There's nothing wrong with mac and cheese recipes made without white sauce; they'll be cheesier, but also a bit grainier.
If you prefer a creamier mac and cheese, then by all means use a white sauce. There's nothing to stop you from adding as much cheese as you want.

Béchamel is a snap to make, and it's great in all kinds of casseroles.
If you have a casserole recipe that calls for cream of mushroom soup, try substituting a thick white sauce; it serves the same function, but tastes much cleaner.
Use the basic formula of one tablespoon butter to one tablespoon of flour to one cup milk.

For example, for two cups of sauce, use two tablespoons each of butter and flour and two cups of hot milk.
Start by melting the butter in a heavy saucepan over medium heat. If you like, you can sauté some minced shallot or onion in the butter at this point, too.
Stir in the flour and cook, stirring, for two to three minutes. The object here is for the flour to lose its raw taste, but it shouldn't turn brown.

If you're making macaroni and cheese, consider stirring in a teaspoon of paprika, too.
Now whisk in the hot milk and stir pretty much constantly until the sauce thickens--about five minutes. Then continue stirring for another three or four minutes. Remove from heat and stir in salt to taste. For each cup of milk, you'll need one quarter to one half teaspoon of salt.
If you're making macaroni and cheese, make two cups of white sauce while you're heating the water for a pound of pasta.
For a traditional dish, you'll want to use elbow pasta. But you can make "macaroni" and cheese using any small, substantial pasta shape, like penne.

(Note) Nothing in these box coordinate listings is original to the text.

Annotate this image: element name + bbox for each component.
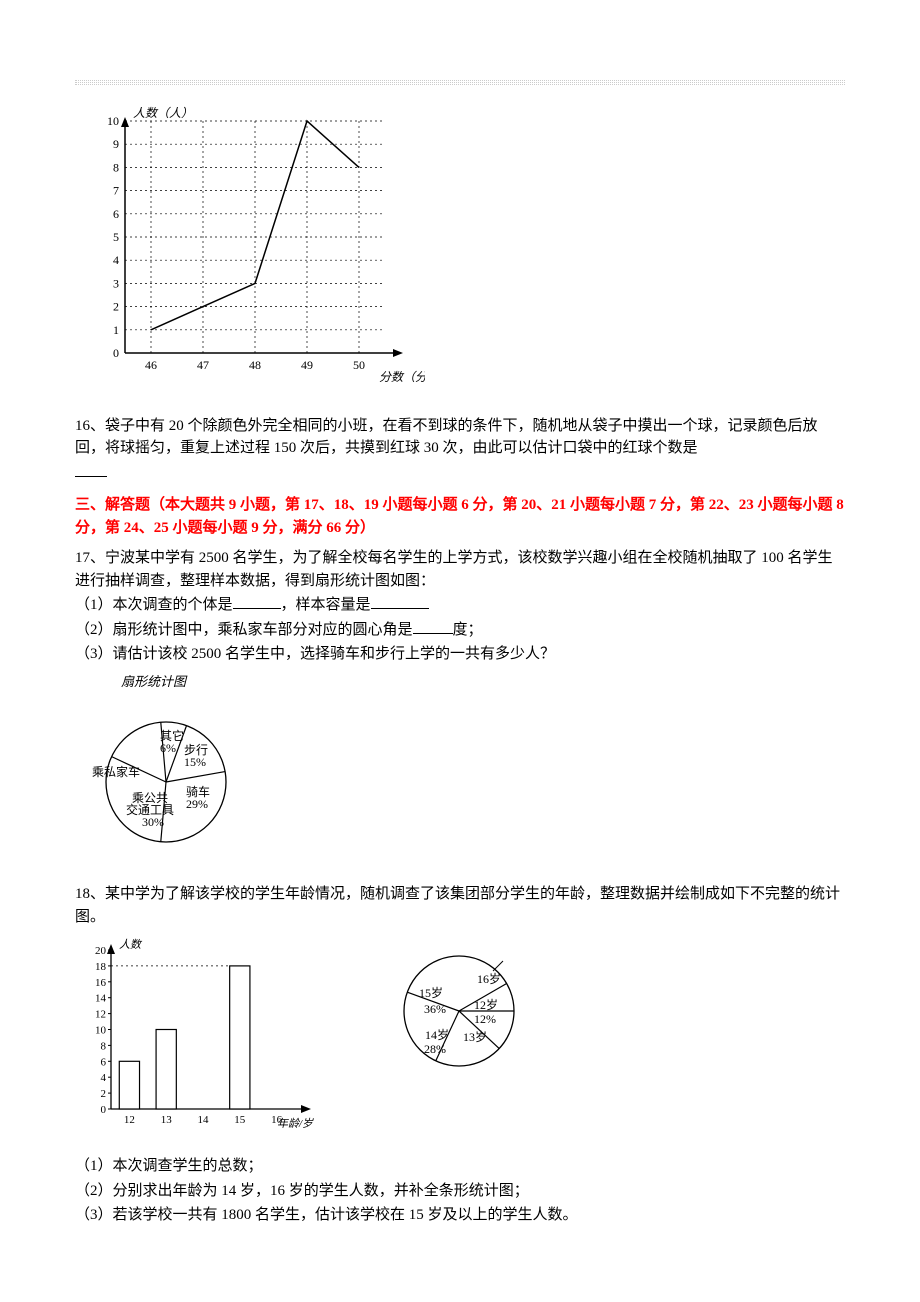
svg-text:18: 18	[95, 961, 107, 973]
svg-text:28%: 28%	[424, 1042, 446, 1056]
svg-text:36%: 36%	[424, 1002, 446, 1016]
svg-text:29%: 29%	[186, 797, 208, 811]
svg-text:2: 2	[113, 300, 119, 314]
q17-blank2	[371, 594, 429, 609]
q17-sub1b: ，样本容量是	[281, 597, 371, 613]
svg-text:16岁: 16岁	[477, 971, 501, 986]
q17-sub2a: （2）扇形统计图中，乘私家车部分对应的圆心角是	[75, 622, 413, 638]
svg-text:12%: 12%	[474, 1012, 496, 1026]
svg-text:10: 10	[95, 1025, 107, 1037]
svg-text:15岁: 15岁	[419, 985, 443, 1000]
svg-text:人数: 人数	[119, 938, 143, 951]
q16-prefix: 16、	[75, 418, 105, 434]
q17-sub3: （3）请估计该校 2500 名学生中，选择骑车和步行上学的一共有多少人？	[75, 646, 555, 662]
q18-sub3: （3）若该学校一共有 1800 名学生，估计该学校在 15 岁及以上的学生人数。	[75, 1207, 578, 1223]
svg-text:20: 20	[95, 945, 107, 957]
svg-text:6: 6	[101, 1056, 107, 1068]
svg-text:5: 5	[113, 230, 119, 244]
svg-text:4: 4	[101, 1072, 107, 1084]
q17-prefix: 17、	[75, 550, 105, 566]
q18-intro: 某中学为了解该学校的学生年龄情况，随机调查了该集团部分学生的年龄，整理数据并绘制…	[75, 886, 840, 925]
svg-text:8: 8	[113, 160, 119, 174]
svg-text:分数（分）: 分数（分）	[379, 370, 425, 384]
q18-prefix: 18、	[75, 886, 105, 902]
svg-text:2: 2	[101, 1088, 107, 1100]
q16-text: 袋子中有 20 个除颜色外完全相同的小班，在看不到球的条件下，随机地从袋子中摸出…	[75, 418, 818, 457]
page-rule	[75, 80, 845, 81]
q18-sub1: （1）本次调查学生的总数；	[75, 1158, 263, 1174]
svg-text:10: 10	[107, 114, 119, 128]
svg-text:4: 4	[113, 253, 119, 267]
svg-text:15: 15	[234, 1114, 246, 1126]
svg-text:30%: 30%	[142, 815, 164, 829]
svg-text:6: 6	[113, 207, 119, 221]
svg-text:46: 46	[145, 358, 157, 372]
page-rule	[75, 84, 845, 85]
svg-text:0: 0	[101, 1104, 107, 1116]
svg-text:14岁: 14岁	[425, 1027, 449, 1042]
svg-text:14: 14	[198, 1114, 210, 1126]
svg-text:12: 12	[95, 1009, 106, 1021]
svg-text:12: 12	[124, 1114, 135, 1126]
svg-text:人数（人）: 人数（人）	[133, 106, 193, 120]
svg-text:14: 14	[95, 993, 107, 1005]
svg-text:6%: 6%	[160, 741, 176, 755]
section-3-text: 三、解答题（本大题共 9 小题，第 17、18、19 小题每小题 6 分，第 2…	[75, 497, 844, 536]
page-rule	[75, 82, 845, 83]
svg-text:乘私家车: 乘私家车	[92, 764, 140, 779]
q17-pie: 扇形统计图其它6%步行15%骑车29%乘公共交通工具30%乘私家车	[81, 672, 845, 870]
svg-text:12岁: 12岁	[474, 997, 498, 1012]
question-17: 17、宁波某中学有 2500 名学生，为了解全校每名学生的上学方式，该校数学兴趣…	[75, 547, 845, 666]
question-18: 18、某中学为了解该学校的学生年龄情况，随机调查了该集团部分学生的年龄，整理数据…	[75, 883, 845, 928]
q17-intro: 宁波某中学有 2500 名学生，为了解全校每名学生的上学方式，该校数学兴趣小组在…	[75, 550, 833, 589]
svg-text:47: 47	[197, 358, 209, 372]
svg-text:48: 48	[249, 358, 261, 372]
svg-text:16: 16	[271, 1114, 283, 1126]
question-16: 16、袋子中有 20 个除颜色外完全相同的小班，在看不到球的条件下，随机地从袋子…	[75, 415, 845, 485]
question-18-subs: （1）本次调查学生的总数； （2）分别求出年龄为 14 岁，16 岁的学生人数，…	[75, 1155, 845, 1227]
svg-text:16: 16	[95, 977, 107, 989]
svg-text:15%: 15%	[184, 755, 206, 769]
svg-text:3: 3	[113, 276, 119, 290]
svg-text:49: 49	[301, 358, 313, 372]
svg-text:13岁: 13岁	[463, 1029, 487, 1044]
svg-text:年龄/岁: 年龄/岁	[277, 1117, 314, 1130]
svg-text:9: 9	[113, 137, 119, 151]
q15-chart: 人数（人） 0 1 2 3 4 5 6 7 8 9 10 46 47 48 49 50 分数（分）	[85, 103, 845, 401]
q18-sub2: （2）分别求出年龄为 14 岁，16 岁的学生人数，并补全条形统计图；	[75, 1183, 529, 1199]
svg-text:13: 13	[161, 1114, 173, 1126]
svg-text:0: 0	[113, 346, 119, 360]
q18-charts: 人数 0 2 4 6 8 10 12 14 16 18 20 年龄/岁 12 13 14 15 16 15岁 36%…	[79, 936, 845, 1141]
q17-blank1	[233, 594, 281, 609]
q17-sub1a: （1）本次调查的个体是	[75, 597, 233, 613]
svg-text:8: 8	[101, 1040, 107, 1052]
q17-blank3	[413, 619, 453, 634]
q17-sub2b: 度；	[453, 622, 483, 638]
svg-text:50: 50	[353, 358, 365, 372]
q16-blank	[75, 462, 107, 477]
svg-text:7: 7	[113, 184, 119, 198]
svg-text:1: 1	[113, 323, 119, 337]
section-3-heading: 三、解答题（本大题共 9 小题，第 17、18、19 小题每小题 6 分，第 2…	[75, 494, 845, 539]
svg-text:扇形统计图: 扇形统计图	[121, 674, 188, 689]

Cook your pound of pasta in boiling, salted water until it's slightly underdone, then drain it.
Mix it with the white sauce and three cups of grated cheddar cheese, then transfer this mixture to a buttered gratin dish. Dust the top with more paprika.
Bake at 375 degrees for about 30 minutes, until the macaroni is crusty on top but still moist within. Serve hot.
You can jazz up this basic recipe by using different kinds of cheese, or a mixture of cheeses.

You can also top the dish with bread crumbs before it goes into the oven, although I prefer mine unadorned.
Finally, if you don't feel like messing with macaroni and cheese at all--white-sauce-based or otherwise--you can get outstanding mac and cheese at Soul in the Hole, 601 N. Arizona Ave., Chandler.

I'm pretty sure that owner Toni Lopez's recipe is nothing like mine.
But, hey, there's room for more than one mac and cheese recipe in this world, anyway.